One area many business owners struggle with is keeping track of their finances, but it is one of the most important areas, given that cash flow is the lifeblood of the business. Small mistakes and a lack of knowledge and resources can be costly and problematic.
It takes time to get this right, but if done correctly, your business will be in a great position. There is always a choice, so bookkeeping can be done manually or using modern accounting software online. Various tasks, like dealing with invoices, recording expenses, monitoring outgoings and paying employees can be very time consuming. If you haven’t got the time to do it all yourself, just find someone, or a service to do it for you.

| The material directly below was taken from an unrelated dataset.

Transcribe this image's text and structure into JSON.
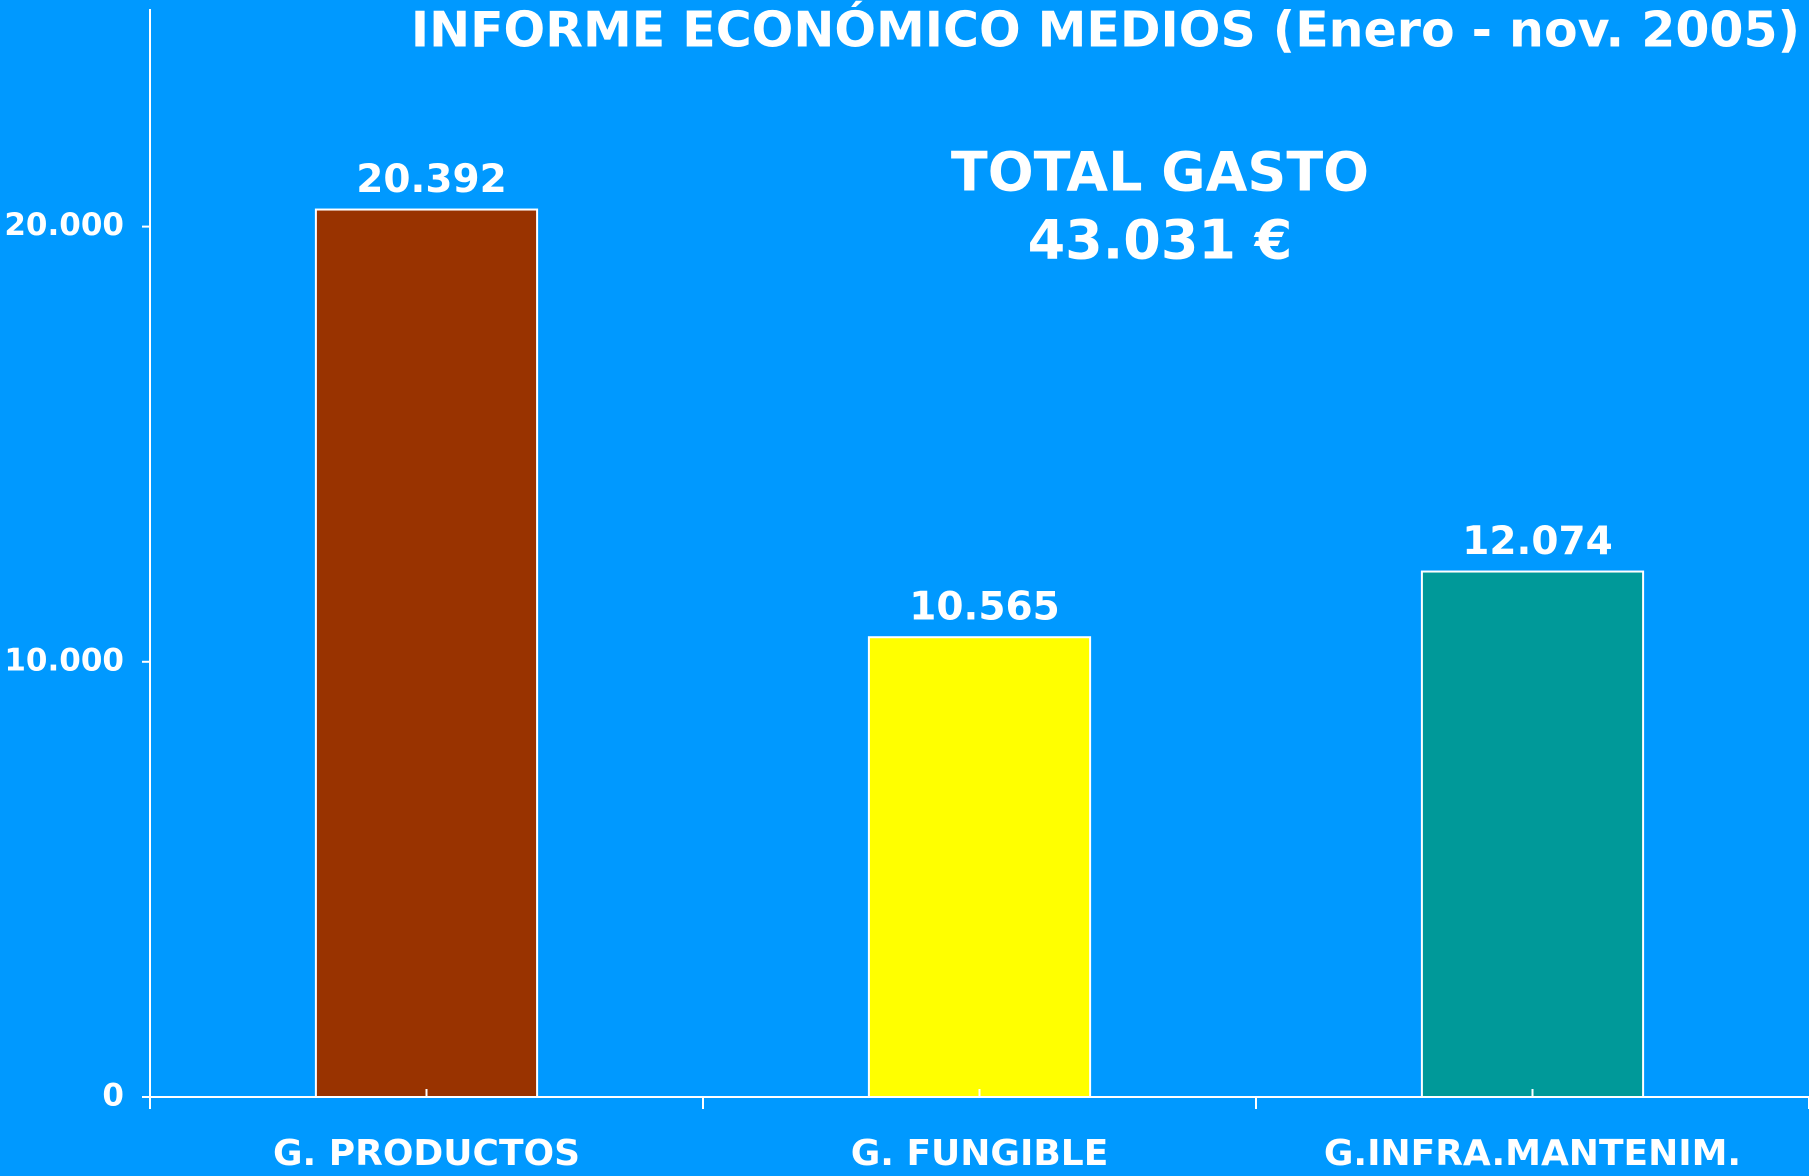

The yearly financial performance of your business must be presented in a formal record and in a prescribed format – this includes sales, costs, assets (things like stock or machinery or equipment) and amounts owed. The due date for submitting accounts depends on whether you operate as a sole trader or a limited company.
You can choose when your accounting year ends but since taxable income for sole traders is calculated on an 6 April to 5 April basis – and accounts need to back up their tax return – it makes sense for sole traders (and partnerships) to have an accounting year that runs from 1 April to 31 March. The relevant accounts need to be completed before the following 31st January, to be used when completing your self-assessment tax return due on that date.
For limited companies, you can more or less choose your accounting year to suit yourself and your business but you still need to complete and file accounts every year with Companies House.
All UK limited companies pay this, and it is currently charged at 20% on any profit generated within the year up to £300,000 – it is slightly higher for companies with profits above this mark. A corporation tax return must be completed, with tax due for payment to HMRC within nine months of the accounting period.